Télévision, Internet, Radio, jeux vidéos… autant de mass médias qui nous feraient presque oublier le livre et la lecture. Selon l’INSEE, notre temps libre (soit le temps qui n’est consacré ni aux besoins physiologiques ni au travail ni aux tâches domestiques ni au transport) était de 4h58 en 2010. Dans ce temps, la télévision reste de loin le principal loisir des Français, qui la regardent deux heures par jour en moyenne.
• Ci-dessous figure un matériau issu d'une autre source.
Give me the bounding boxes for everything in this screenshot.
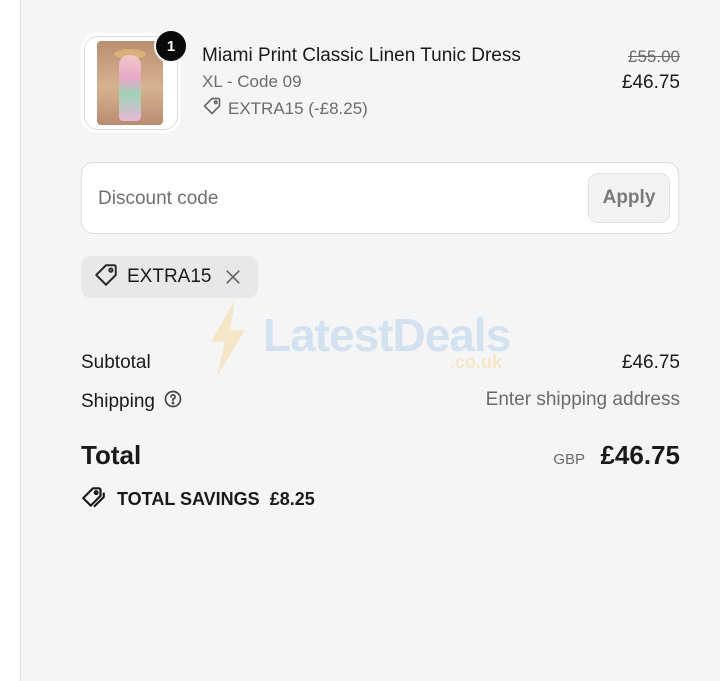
product-name: Miami Print Classic Linen Tunic Dress — [202, 45, 521, 66]
quantity-badge: 1 — [154, 29, 188, 63]
help-circle-icon[interactable] — [163, 389, 183, 415]
subtotal-label: Subtotal — [81, 352, 151, 373]
total-currency: GBP — [553, 451, 585, 468]
tags-icon — [81, 484, 107, 515]
shipping-row: Shipping — [81, 389, 183, 415]
applied-discount-chip: EXTRA15 — [81, 256, 258, 298]
tag-icon — [93, 262, 119, 293]
total-value: £46.75 — [600, 440, 680, 470]
discount-code-input[interactable] — [96, 181, 580, 217]
apply-button[interactable]: Apply — [588, 173, 670, 223]
savings-label: TOTAL SAVINGS — [117, 489, 260, 509]
close-icon[interactable] — [223, 267, 243, 287]
shipping-label: Shipping — [81, 391, 155, 412]
tag-icon — [202, 96, 222, 121]
applied-discount-code: EXTRA15 — [127, 266, 212, 287]
shipping-value: Enter shipping address — [485, 389, 680, 410]
total-label: Total — [81, 440, 142, 470]
product-discount-text: EXTRA15 (-£8.25) — [228, 98, 368, 118]
original-price: £55.00 — [628, 47, 680, 66]
total-savings: TOTAL SAVINGS £8.25 — [81, 484, 315, 515]
discount-code-field: Apply — [81, 162, 679, 234]
product-variant: XL - Code 09 — [202, 72, 302, 91]
item-price: £46.75 — [621, 72, 680, 93]
product-image — [97, 41, 163, 125]
product-discount: EXTRA15 (-£8.25) — [202, 96, 368, 121]
subtotal-value: £46.75 — [621, 352, 680, 373]
savings-value: £8.25 — [269, 489, 315, 509]
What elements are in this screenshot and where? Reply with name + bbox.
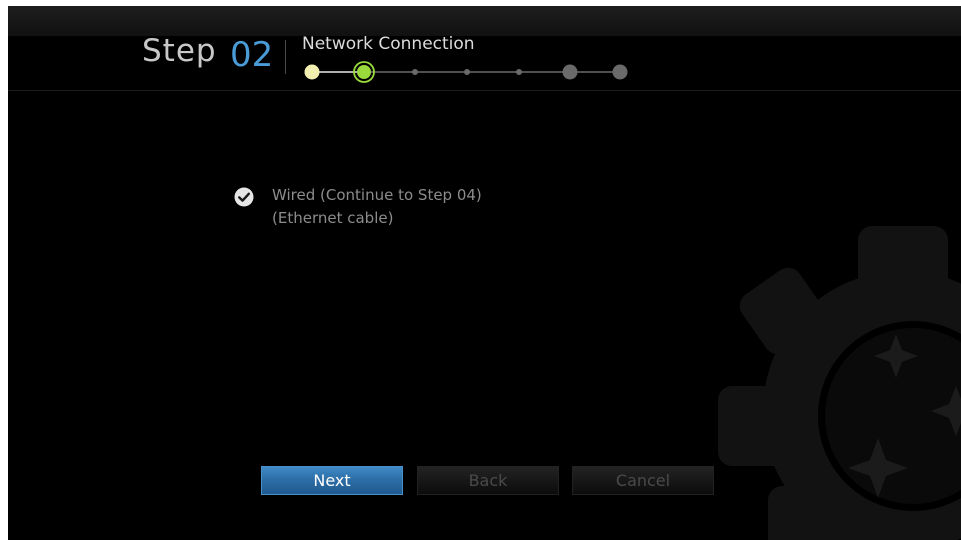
back-button[interactable]: Back	[417, 466, 559, 495]
progress-step-1-dot	[304, 64, 320, 80]
progress-step-3-dot	[412, 69, 418, 75]
top-bar	[8, 6, 961, 36]
step-number: 02	[230, 35, 274, 75]
wired-option-label: Wired (Continue to Step 04)	[272, 186, 482, 204]
check-circle-icon	[234, 187, 254, 207]
gear-watermark-icon	[708, 216, 961, 540]
next-button[interactable]: Next	[261, 466, 403, 495]
wired-option-sublabel: (Ethernet cable)	[272, 209, 394, 227]
progress-step-4-dot	[464, 69, 470, 75]
step-progress-indicator	[298, 58, 638, 88]
step-label: Step	[142, 33, 217, 69]
header-divider	[8, 90, 961, 91]
progress-step-5-dot	[516, 69, 522, 75]
progress-step-7-dot	[612, 64, 628, 80]
progress-step-6-dot	[562, 64, 578, 80]
setup-wizard-screen: Step 02 Network Connection Wired (Contin…	[8, 6, 961, 540]
progress-step-2-dot	[357, 65, 371, 79]
header-separator	[285, 40, 286, 74]
cancel-button[interactable]: Cancel	[572, 466, 714, 495]
page-title: Network Connection	[302, 34, 475, 54]
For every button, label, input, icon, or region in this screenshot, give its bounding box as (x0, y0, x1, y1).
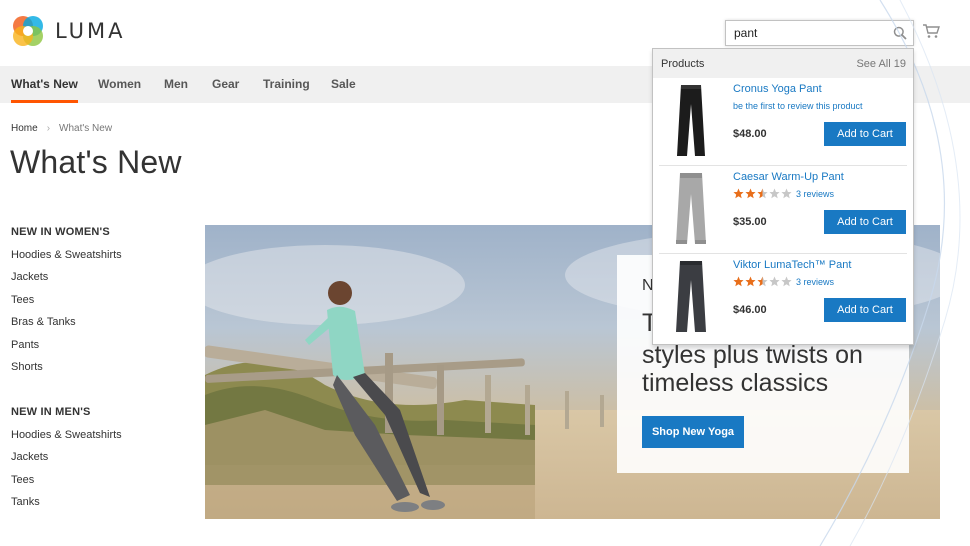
nav-item-sale[interactable]: Sale (331, 66, 356, 103)
reviews-link[interactable]: 3 reviews (796, 189, 834, 199)
shop-new-yoga-button[interactable]: Shop New Yoga (642, 416, 744, 448)
product-price: $35.00 (733, 216, 767, 228)
sidebar-link-women-tees[interactable]: Tees (11, 294, 34, 306)
nav-item-men[interactable]: Men (164, 66, 188, 103)
logo-text: LUMA (55, 19, 126, 43)
nav-item-women[interactable]: Women (98, 66, 141, 103)
rating-stars: 3 reviews (733, 276, 834, 287)
autocomplete-header: Products See All 19 (653, 49, 913, 78)
search-autocomplete: Products See All 19 Cronus Yoga Pant be … (652, 48, 914, 345)
add-to-cart-button[interactable]: Add to Cart (824, 298, 906, 322)
star-full-icon (745, 276, 756, 287)
rating-stars: 3 reviews (733, 188, 834, 199)
product-name[interactable]: Cronus Yoga Pant (733, 83, 822, 95)
sidebar-link-men-jackets[interactable]: Jackets (11, 451, 48, 463)
autocomplete-product-3[interactable]: Viktor LumaTech™ Pant 3 reviews $46.00 A… (653, 254, 913, 342)
breadcrumb: Home › What's New (11, 123, 112, 134)
autocomplete-title: Products (661, 58, 705, 70)
review-prompt-link[interactable]: be the first to review this product (733, 101, 863, 111)
star-empty-icon (769, 276, 780, 287)
page-title: What's New (10, 144, 182, 180)
sidebar-link-women-jackets[interactable]: Jackets (11, 271, 48, 283)
cart-icon[interactable] (922, 23, 940, 39)
add-to-cart-button[interactable]: Add to Cart (824, 122, 906, 146)
product-price: $46.00 (733, 304, 767, 316)
add-to-cart-button[interactable]: Add to Cart (824, 210, 906, 234)
sidebar-link-men-hoodies[interactable]: Hoodies & Sweatshirts (11, 429, 122, 441)
promo-line-2: styles plus twists on (642, 341, 863, 369)
breadcrumb-separator: › (46, 123, 51, 134)
luma-logo[interactable]: LUMA (10, 13, 126, 49)
autocomplete-product-1[interactable]: Cronus Yoga Pant be the first to review … (653, 78, 913, 166)
sidebar-link-women-hoodies[interactable]: Hoodies & Sweatshirts (11, 249, 122, 261)
product-price: $48.00 (733, 128, 767, 140)
breadcrumb-home[interactable]: Home (11, 123, 38, 134)
star-half-icon (757, 188, 768, 199)
star-empty-icon (781, 276, 792, 287)
product-name[interactable]: Caesar Warm-Up Pant (733, 171, 844, 183)
search-icon[interactable] (893, 26, 907, 40)
sidebar-link-women-bras-tanks[interactable]: Bras & Tanks (11, 316, 76, 328)
nav-item-training[interactable]: Training (263, 66, 310, 103)
sidebar-link-men-tees[interactable]: Tees (11, 474, 34, 486)
star-full-icon (733, 188, 744, 199)
promo-line-3: timeless classics (642, 369, 829, 397)
sidebar-link-women-shorts[interactable]: Shorts (11, 361, 43, 373)
autocomplete-product-2[interactable]: Caesar Warm-Up Pant 3 reviews $35.00 Add… (653, 166, 913, 254)
sidebar-heading-men: NEW IN MEN'S (11, 406, 91, 418)
sidebar-heading-women: NEW IN WOMEN'S (11, 226, 110, 238)
search-box (725, 20, 914, 46)
star-half-icon (757, 276, 768, 287)
product-thumbnail[interactable] (667, 258, 715, 336)
star-full-icon (745, 188, 756, 199)
nav-item-gear[interactable]: Gear (212, 66, 239, 103)
reviews-link[interactable]: 3 reviews (796, 277, 834, 287)
breadcrumb-current: What's New (59, 123, 113, 134)
search-input[interactable] (726, 21, 886, 45)
star-empty-icon (769, 188, 780, 199)
sidebar-link-women-pants[interactable]: Pants (11, 339, 39, 351)
product-thumbnail[interactable] (667, 82, 715, 160)
luma-logo-icon (13, 16, 43, 46)
see-all-link[interactable]: See All 19 (856, 58, 906, 70)
nav-item-whats-new[interactable]: What's New (11, 66, 78, 103)
star-empty-icon (781, 188, 792, 199)
star-full-icon (733, 276, 744, 287)
product-name[interactable]: Viktor LumaTech™ Pant (733, 259, 851, 271)
sidebar-link-men-tanks[interactable]: Tanks (11, 496, 40, 508)
product-thumbnail[interactable] (667, 170, 715, 248)
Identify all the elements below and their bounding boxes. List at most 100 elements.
Une demi-heure est consacré à Internet et seulement 18 minutes à la lecture (livres, journaux, y compris lecture de journaux sur Internet) en diminution d’un tiers depuis 1986 . Les inactifs et les chômeurs ont particulièrement contribué à cette évolution, mais en fait, tout le monde lit de moins en moins. Les retraités restent les plus gros lecteurs, avec plus d’une demi-heure de lecture par jour toujours selon l’INSEE.
La lecture est pourtant l’activité la plus riche de sensations, de plaisirs, d’évasions. « J’ai accompli de délicieux voyages, embarqué sur un mot… » nous dit Honoré de Balzac. Lire c’est éprouver la liberté de s’extraire de son quotidien vers des mondes, des ambiances, des époques inconnues.
Cette liberté, cette évasion, certains l’éprouvent avec une saveur particulière. Au fil de l’actualité, je suis ainsi tombé sur deux exemples très éclairants sur le pouvoir des livres et de la lecture.
Le premier exemple se déroule tous les matins depuis 2006, à 07h, dans les établissements pénitentiaires de Bretagne, Pays-de-la-Loire et Basse-Normandie. Le journal Ouest France est remis dans chaque cellule par le surveillant à près de 4500 détenus, gratuitement, y compris le dimanche. A l’origine, deux hommes, le directeur de la prison de Brest et le patron du 1er quotidien français, M. Hutin. Les effets sont positifs. De nombreuses lettres de détenus sont parvenues au quotidien. Au fil des nombreux témoignages reviennent les mêmes mots : démarche humaniste, redonner courage et confiance, gratitude, reconnaissance… La distribution du journal a changé l’atmosphère de la prison et permet aux détenus de créer un lien entre l’extérieur et l’intérieur.
Le second exemple provient des Etats-Unis. Même public, des détenus, même remède, la lecture, même origine, une rencontre entre un directeur de prison et un juge d’instruction cette fois-ci. Depuis quinze ans ce programme pour la réinsertion des repris de justice fait ainsi ses preuves. Les règles sont simples : en acceptant de lire six livres en douze semaines, et d’en discuter, le prévenu échappe à la prison ferme ou sort de prison avant terme. Il peut aussi, à la discrétion du juge, bénéficier d’une remise de peine supplémentaire à l’issue du programme. La lecture des livres est cependant obligatoire au risque de perdre le bénéfice de ce programme. Et cela marche. Un échantillon type de délinquants affiche un taux de récidive de 45%. Les participants au programme ? Moins de deux fois moins. Mieux : ces 18,75% s’attaquent nettement moins aux personnes que le récidiviste moyen.
La bibliothérapie coûte 50 fois moins cher qu’une campagne de réinsertion classique. Des programmes identiques essaiment partout dans le monde. Le livre et la lecture ont assurément encore un bel avenir devant eux.